FIBA bir açık arttırma istemedi, esasında başta bir rakam
belirlemedi, tüm katılımcı ülkelere söylediler ve bizim
belirlediğimiz kriter, örneğin katar 5 milyon, Venezuela bir gemi
petrol yollayacak, böyle şeylere kapalıyız dediler. Önemli olan,
tüm bu kriterlere göre yapacağımız seçim. Biz basketbol ve ülke
olarak gerçekten güçlü durumdayız. Sponsorlarımız da bakanlığımız
da genel müdürlüğümüzün sağladığı kaynaklarla çok büyük yatırım
yapıyoruz. Bu katılma karşılığında bağış da Avrupa basketbol
şampiyonasına gitmek yerine de 2015 Avrupa şampiyonasına katılmayı
da garantiledik. Japonya’da dünya 6.’sı olan milli takımımız, çok
büyük basketbol coşkusu yaratmış ve yeni yıldız oyuncularımız
çıkmıştı. Orada ne kadar iyi takım olduğumuzu göstermiştik.
İnşallah 2014 yılında da aynısını yaşatabiliriz."
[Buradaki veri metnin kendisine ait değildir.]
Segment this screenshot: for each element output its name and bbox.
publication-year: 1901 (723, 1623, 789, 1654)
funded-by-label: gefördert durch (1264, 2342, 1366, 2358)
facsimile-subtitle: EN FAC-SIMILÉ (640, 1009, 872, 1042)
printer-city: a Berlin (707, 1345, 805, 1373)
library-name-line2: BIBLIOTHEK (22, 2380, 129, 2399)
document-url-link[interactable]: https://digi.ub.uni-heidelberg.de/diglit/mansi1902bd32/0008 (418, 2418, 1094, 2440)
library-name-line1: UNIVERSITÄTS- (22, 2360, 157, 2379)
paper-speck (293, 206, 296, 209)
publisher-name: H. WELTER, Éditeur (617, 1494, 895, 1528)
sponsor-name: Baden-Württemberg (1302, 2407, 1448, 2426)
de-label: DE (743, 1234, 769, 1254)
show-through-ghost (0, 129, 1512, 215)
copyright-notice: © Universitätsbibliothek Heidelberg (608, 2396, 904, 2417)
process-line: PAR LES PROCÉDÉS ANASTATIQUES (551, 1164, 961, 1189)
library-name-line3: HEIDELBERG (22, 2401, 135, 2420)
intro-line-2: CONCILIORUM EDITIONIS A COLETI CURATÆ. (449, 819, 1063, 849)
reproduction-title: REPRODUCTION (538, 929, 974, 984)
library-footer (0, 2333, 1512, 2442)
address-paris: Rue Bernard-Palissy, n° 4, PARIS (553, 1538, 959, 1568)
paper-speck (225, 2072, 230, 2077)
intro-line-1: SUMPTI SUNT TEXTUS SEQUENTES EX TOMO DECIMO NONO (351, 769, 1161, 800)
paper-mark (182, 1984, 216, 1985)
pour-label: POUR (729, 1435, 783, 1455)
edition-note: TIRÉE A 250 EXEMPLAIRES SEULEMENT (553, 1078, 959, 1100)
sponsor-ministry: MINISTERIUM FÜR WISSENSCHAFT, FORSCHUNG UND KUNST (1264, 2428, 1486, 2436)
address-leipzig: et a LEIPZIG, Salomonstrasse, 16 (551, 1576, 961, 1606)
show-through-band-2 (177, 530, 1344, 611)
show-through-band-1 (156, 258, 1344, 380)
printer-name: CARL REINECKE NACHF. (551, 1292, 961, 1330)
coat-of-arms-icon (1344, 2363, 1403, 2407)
A Milli Basketbol Takımı'nın yeni teknik heyetiyle ilgili olarak da
açıklamalarda bulunan Başkan Demirel, sözlerini şu şekilde
noktaladı:
"Elemelere gidecek kadromuz farklı, buradaki kadromuz farklı
olabilirdi. Dünya şampiyonasına katılma hakkını elde etmemizle
beraber şimdi önümüzde 2014 yılıyla yeni bir süreç başlıyor. Burada
uzun soluklu bir planlama için çalışmalarımız var. Kadınlarda
olimpiyat oyunlarına katıldık ama erkeklerde son 50 yıl içerisinde
olimpiyatlara katılamadık. Önümüzde bir hedef var. Bunları
başarabilecek, hedefleyen uzun vadeli çalışabileceğimiz bir teknik
kadro kurmamız gerekiyor.
Dünya şampiyonasının son 4 takımının belirlenmesi sonrasında
bırakmıştık. Salı gününden itibaren en kısa sürede netleştirmek
istiyoruz. Geçen yıl bazı isimlerle konuşmalarımız olmuştu. Bu yıl
içinde de konuşmalarımız olacak. Şubat ayı içerisinde süreyi çok
uzatmadan bitirmemiz gerekiyor. Avrupa şampiyonasını direkt elde
ediyoruz. Ekonomik açıdan baktığınızda, mesela bir Avrupa
şampiyonası elemelerine 5 ülke oynayacağımızda tüm bu ülkelere
gitmek ve misafir etmek Türkiye Basketbol Federasyonu bütçesinden
karşılanıyordu ve ciddi bir gider harcanıyordu.
Dünya şampiyonasına katıldığımızda ise direkt ev sahibi ülkelerin
masrafları karşıladığı bir ortam oluyor. Yapacağımız harcamaların
önemli bir kısmını da tasarruf etmiş oluyoruz. Bu giderlerin bir
kısmı da otomatik olarak karşılanmış oluyor."